Разумеется, смущали комиссию не столько строки о Боге, сколько неясность: не портрет ли вождя, кроме икон, рвут со стен матери? Однако лето сорок пятого было сравнительно либеральным, и, снизойдя к его боевой биографии, комиссия зачислила Костю на первый курс. Так мы с ним познакомились и, хотя он был четырьмя годами старше, подружились.
Учился Костя хорошо. Лекций не прогуливал. Четким, с легким наклоном почерком конспектировал все, что читали профессора (по этим конспектам лентяи всего курса готовились к экзаменам). То ли за войну соскучился по учебе, то ли был с детства упорен и трудолюбив, но студента прилежнее Кости мне встречать не приходилось, хотя я перебывал во многих вузах.
Невысокого роста, стройный, он всегда был подтянут. Армейская форма без погон сидела на нем ловко, а уж в штатском и при галстуке он был невероятно элегантен. Лишь едва заметная хромота напоминала о ранении, но никто не верил, что у него нет ноги. Протез немилосердно натирал культю, однако Костя ни за что не пришел бы в институт на костылях.
Жил он бедно и в углах — не по Достоевскому в углах, а в самых реальных углах, то есть снимал в хозяйской комнате койку и тумбочку. Так продолжалось пять институтских лет и еще двенадцать — спустя. Доходы у него были скромные: стипендия и мизерная инвалидная пенсия. Отец и мать — они давным-давно развелись — помогали ему как могли, но возможности их были ограничены.
Однако Костя на судьбу не жаловался. Наоборот, старался выглядеть победителем жизни. В пивных (а в дни стипендии мы заглядывали в пивные принять сто грамм с прицепом, то есть вливая водку в пиво) он вечно с кем-нибудь дрался.

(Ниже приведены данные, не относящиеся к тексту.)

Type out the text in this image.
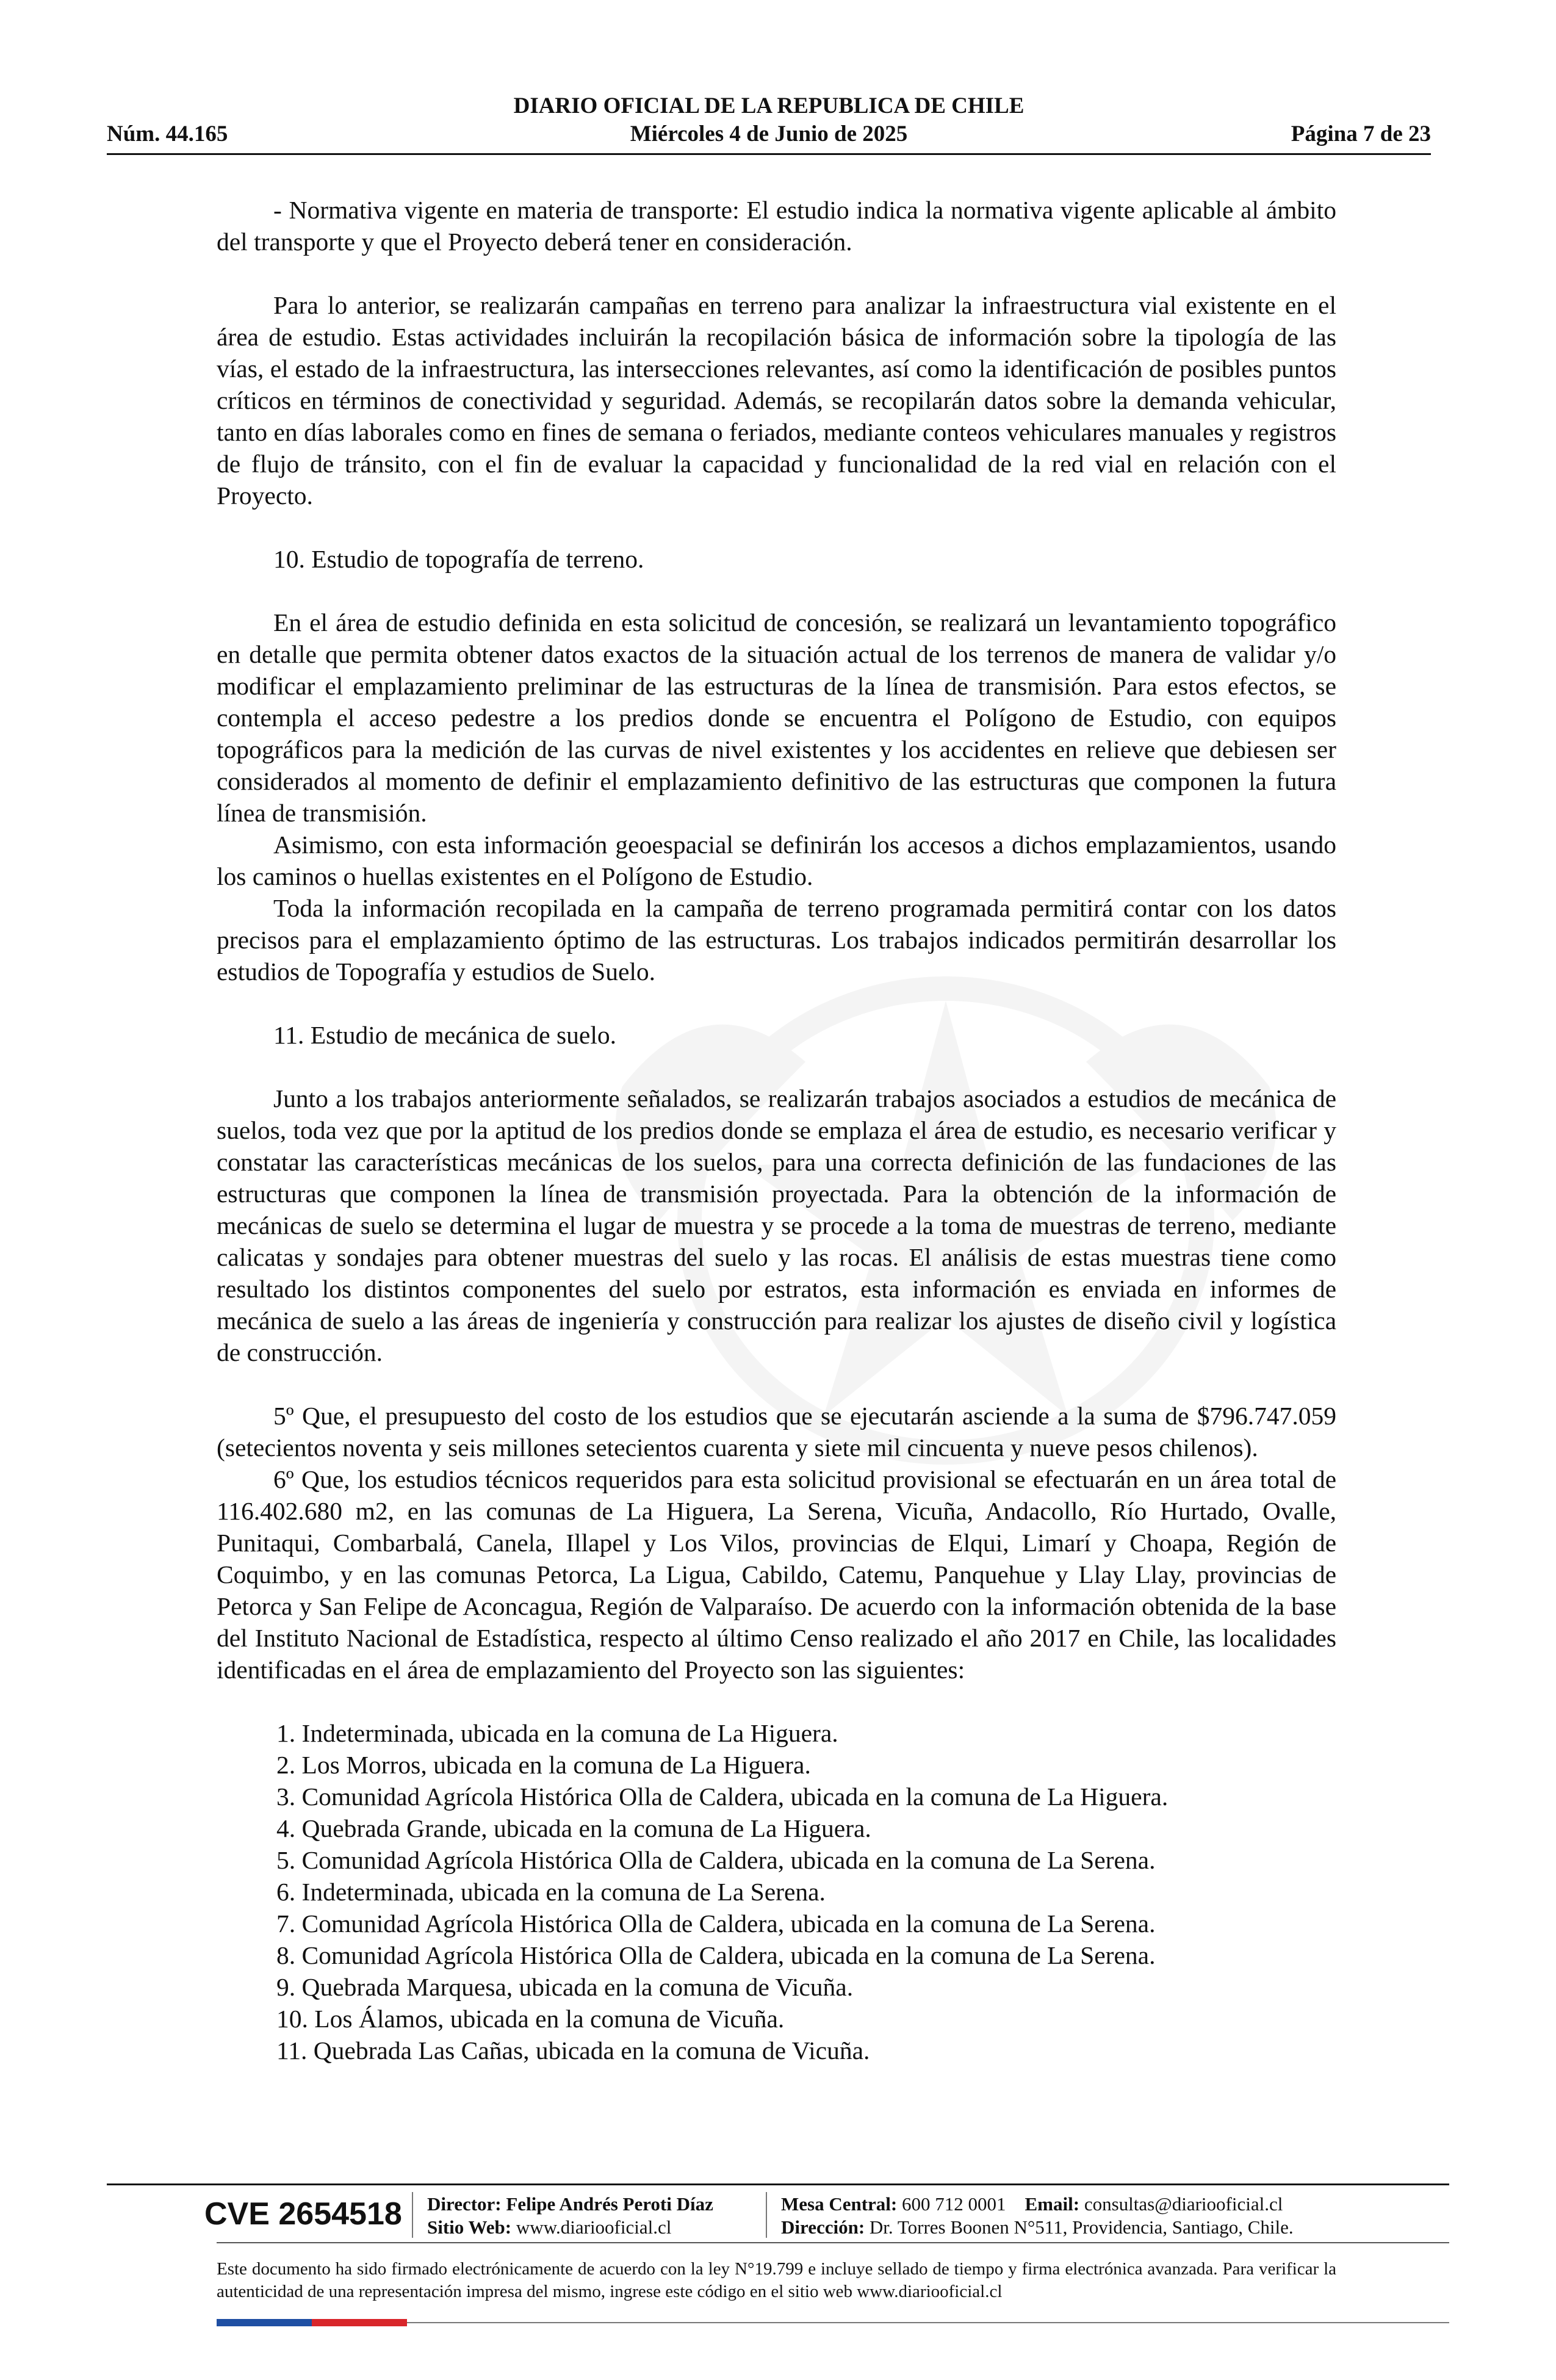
DIARIO OFICIAL DE LA REPUBLICA DE CHILE
Núm. 44.165	Miércoles 4 de Junio de 2025	Página 7 de 23

- Normativa vigente en materia de transporte: El estudio indica la normativa vigente aplicable al ámbito del transporte y que el Proyecto deberá tener en consideración.

Para lo anterior, se realizarán campañas en terreno para analizar la infraestructura vial existente en el área de estudio. Estas actividades incluirán la recopilación básica de información sobre la tipología de las vías, el estado de la infraestructura, las intersecciones relevantes, así como la identificación de posibles puntos críticos en términos de conectividad y seguridad. Además, se recopilarán datos sobre la demanda vehicular, tanto en días laborales como en fines de semana o feriados, mediante conteos vehiculares manuales y registros de flujo de tránsito, con el fin de evaluar la capacidad y funcionalidad de la red vial en relación con el Proyecto.

10. Estudio de topografía de terreno.

En el área de estudio definida en esta solicitud de concesión, se realizará un levantamiento topográfico en detalle que permita obtener datos exactos de la situación actual de los terrenos de manera de validar y/o modificar el emplazamiento preliminar de las estructuras de la línea de transmisión. Para estos efectos, se contempla el acceso pedestre a los predios donde se encuentra el Polígono de Estudio, con equipos topográficos para la medición de las curvas de nivel existentes y los accidentes en relieve que debiesen ser considerados al momento de definir el emplazamiento definitivo de las estructuras que componen la futura línea de transmisión.

Asimismo, con esta información geoespacial se definirán los accesos a dichos emplazamientos, usando los caminos o huellas existentes en el Polígono de Estudio.

Toda la información recopilada en la campaña de terreno programada permitirá contar con los datos precisos para el emplazamiento óptimo de las estructuras. Los trabajos indicados permitirán desarrollar los estudios de Topografía y estudios de Suelo.

11. Estudio de mecánica de suelo.

Junto a los trabajos anteriormente señalados, se realizarán trabajos asociados a estudios de mecánica de suelos, toda vez que por la aptitud de los predios donde se emplaza el área de estudio, es necesario verificar y constatar las características mecánicas de los suelos, para una correcta definición de las fundaciones de las estructuras que componen la línea de transmisión proyectada. Para la obtención de la información de mecánicas de suelo se determina el lugar de muestra y se procede a la toma de muestras de terreno, mediante calicatas y sondajes para obtener muestras del suelo y las rocas. El análisis de estas muestras tiene como resultado los distintos componentes del suelo por estratos, esta información es enviada en informes de mecánica de suelo a las áreas de ingeniería y construcción para realizar los ajustes de diseño civil y logística de construcción.

5º Que, el presupuesto del costo de los estudios que se ejecutarán asciende a la suma de $796.747.059 (setecientos noventa y seis millones setecientos cuarenta y siete mil cincuenta y nueve pesos chilenos).

6º Que, los estudios técnicos requeridos para esta solicitud provisional se efectuarán en un área total de 116.402.680 m2, en las comunas de La Higuera, La Serena, Vicuña, Andacollo, Río Hurtado, Ovalle, Punitaqui, Combarbalá, Canela, Illapel y Los Vilos, provincias de Elqui, Limarí y Choapa, Región de Coquimbo, y en las comunas Petorca, La Ligua, Cabildo, Catemu, Panquehue y Llay Llay, provincias de Petorca y San Felipe de Aconcagua, Región de Valparaíso. De acuerdo con la información obtenida de la base del Instituto Nacional de Estadística, respecto al último Censo realizado el año 2017 en Chile, las localidades identificadas en el área de emplazamiento del Proyecto son las siguientes:

1. Indeterminada, ubicada en la comuna de La Higuera.
2. Los Morros, ubicada en la comuna de La Higuera.
3. Comunidad Agrícola Histórica Olla de Caldera, ubicada en la comuna de La Higuera.
4. Quebrada Grande, ubicada en la comuna de La Higuera.
5. Comunidad Agrícola Histórica Olla de Caldera, ubicada en la comuna de La Serena.
6. Indeterminada, ubicada en la comuna de La Serena.
7. Comunidad Agrícola Histórica Olla de Caldera, ubicada en la comuna de La Serena.
8. Comunidad Agrícola Histórica Olla de Caldera, ubicada en la comuna de La Serena.
9. Quebrada Marquesa, ubicada en la comuna de Vicuña.
10. Los Álamos, ubicada en la comuna de Vicuña.
11. Quebrada Las Cañas, ubicada en la comuna de Vicuña.
CVE 2654518 Director: Felipe Andrés Peroti Díaz
Sitio Web: www.diariooficial.cl
Mesa Central: 600 712 0001 Email: consultas@diariooficial.cl
Dirección: Dr. Torres Boonen N°511, Providencia, Santiago, Chile.
Este documento ha sido firmado electrónicamente de acuerdo con la ley N°19.799 e incluye sellado de tiempo y firma electrónica avanzada. Para verificar la autenticidad de una representación impresa del mismo, ingrese este código en el sitio web www.diariooficial.cl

— Ты как Байрон, — говорил я. — Тот, чтоб не комплексовать из-за хромоты, переплыл Ла-Манш… Но пожалей вывеску.
— Байрон — своей тоже не жалел, был кулачным бойцом, — отвечал Костя.

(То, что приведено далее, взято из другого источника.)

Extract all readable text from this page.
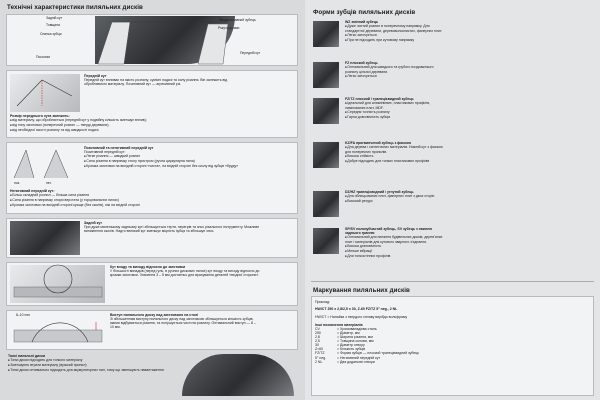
Технічні характеристики пиляльних дисків
Задній кут
Товщина
Твердосплавний зубець
Ріжучі кромки
Спинка зубця
Поколом
Передній кут
Передній кут
Передній кут впливає на якість розпилу, сумісні подачі та силу різання. Він залежить від обробляємого матеріалу. Позитивний кут — агресивний різ.
Розмір переднього кута залежить:
■ від матеріалу, що обробляється (передній кут у подвійну кількість зменшує вплив);
■ від типу заготовки (поперечний розпил — тверді деревини);
■ від необхідної якості розпилу та від швидкості подачі.
поз.	нег.
Позитивний та негативний передній кут
Позитивний передній кут:
■ Легке різання — швидкий розпил
■ Сила різання в напрямку столу пристрою (ручна циркулярна пила)
■ Кромка заготовки на вихідній стороні «чиста», на вхідній стороні без сколу від зубців «бруду»
Негативний передній кут:
■ Більш складний розпил — більша сила різання
■ Сила різання в напрямку опори верстата (у торцювальних пилах)
■ Кромка заготовки на вихідній стороні краще (без сколів), ніж на вхідній стороні
Задній кут
При дуже маленькому задньому куті збільшується тертя, перегрів та знос різального інструменту. Можливе виникнення сколів. Надто великий кут зменшує міцність зубця та збільшує знос.
Кут входу та виходу відносно до заготовки
У більшості випадків (перед гуль, в ручних дискових пилах) кут входу та виходу відносно до кромки заготовки. Значення 3 – 5 мм достатньо для врахування деталей «вхідної сторони».
8–10 mm	Виступ пиляльного диску над заготовкою на столі
Зі збільшенням виступу пиляльного диску над заготовкою збільшується кількість зубців, якими відбувається різання, та погіршується чистота розпилу. Оптимальний виступ — 8 – 10 мм.
Тонкі пиляльні диски
■ Тонкі диски підходять для тонкого матеріалу
■ Зменшують втрати матеріалу (вузький пропил)
■ Тонкі диски оптимально підходять для акумуляторних пил, тому що зменшують навантаження
Форми зубців пиляльних дисків
WZ змінний зубець
■ Дуже чистий розпил в поперечному напрямку. Для стандартної деревини, деревоволокнистих, фанерних плит.
■ Легко заточується
■ При не підходить при кутовому напрямку
FZ плоский зубець
■ Оптимальний для швидкого та грубого поздовжнього розпилу цільної деревини.
■ Легко заточується
FZ/TZ плоский / трапецієвидний зубець
■ Ідеальний для алюмінієвих, пластикових профілів, ламінованих плит, MDF.
■ Середня точність розпилу
■ Гарна довговічність зубців
KZ/FA пригвинчений зубець з фаскою
■ Для дерева і синтетичних матеріалів. Нижній кут з фаскою для поперечних пропилів.
■ Висока стійкість
■ Добре підходить для тонких пластикових профілів
DZ/HZ трапецієвидний / угнутий зубець
■ Для облицьованих плит, фанерних плит з двох сторін.
■ Високий ресурс
SP/SV пилозубчастий зубець, SV зубець з хвилею заднього гранню
■ Оптимальний для пиляння будівельних дисків, дерев’яних плит і матеріалів для кутового зварного з'єднання.
■ Висока довговічність
■ Менше вібрації
■ Для тонкостінних профілів
Маркування пиляльних дисків
Приклад:
HW/CT 250 x 2,8/2,5 x 30, Z-60 FZ/TZ 5° neg., 2 NL
HW/CT = Нанайка з твердого сплаву вирібдо вольфраму
Інші позначення матеріалів
CV	= Хромованадієва сталь
250	= Діаметр, мм
2,8	= Ширина різання, мм
2,5	= Товщина основи, мм
30	= Діаметр отвору
Z=60	= Кількість зубців
FZ/TZ	= Форма зубців — плоский трапецієвидний зубець
5° neg.	= Негативний передній кут
2 NL	= Два додаткові отвори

Сходство с Байроном — хромота, дерзость, драчливость, успех у женщин и, наконец, поэтический дар — ему явно льстило. Он даже написал стихотворение «Дон Жуан»:
Вечерами по осенней хляби
Он доныне ходит по Москве
В очень серой, в очень мягкой шляпе,
В очень обезличенной тоске.
Кем он был? Испанцем иль евреем,
Или пионером новых рас?
Агасфером? Дорианом Греем?
Так ли это важно уж для вас?
Это стихи сорок шестого года. Но и через двадцать лет он писал о том же:
Обмылок, обсевок, огарок,
А все-таки в чем-то силен,
И твердые губы дикарок
Умеет растапливать он.
…………………………………
Он худший из донжуанов,
Да видимо, лучшего нет.
И вот уже дрогнули звенья:
Холодный азарт игрока,
И скука, и жажда забвенья,
И темное чудо греха.
В первые литинститутские годы он много работал, настойчиво искал свою тему и свою интонацию, обращаясь то к Северянину, то к Симонову, то к Пастернаку, то к Твардовскому. Но среди этих разнородных, разношерстных влияний уже мелькало что-то свое.
Стихотворение «Нас хоронила артиллерия…», несмотря на явные заимствования из Пастернака, многие молодые поэты знали наизусть, говорили о нем, спорили. Оно было написано от имени поколения павших. Там были строки:
Один из них, случайно выживший,
В Москву осеннюю приехал.
Он по бульварам брел как выпивший
И средь живых прошел как эхо.
В середине шестидесятых Костя по просьбе Е. Евтушенко вымарал несколько строф — и хорошо сделал. Но, странная вещь, стихотворение от этого что-то потеряло.
Той осенью сорок шестого Костя почему-то решил, что павших солдат уже забыли, что их помнят лишь матери да…
Главнокомандующий Сталин.
И, отпустив уже к полуночи
Секретарей и адъютантов,
Он видит: в дымных шлемах юноши
Свисают с обгорелых танков…
Это была какая-то странная зашоренность. Впрочем, действительность — отмена выплат за боевые ордена и праздника Победы, а также негласная высылка из Москвы увечных фронтовиков, прозванных в народе «самоварами», — развеяла Костины недолгие иллюзии. Однако с самого начала его отношение к Сталину было не одномерным. Помню, примерно тогда же мы с ним пошли на трофейный шлягер — «Девушка моей мечты». Фойе кинотеатра было украшено предвыборными транспарантами.
— Какая лучшая рифма к слову «вождь»? — спросил он беззвучно одними губами.
— «Вошь», — так же беззвучно ответил я.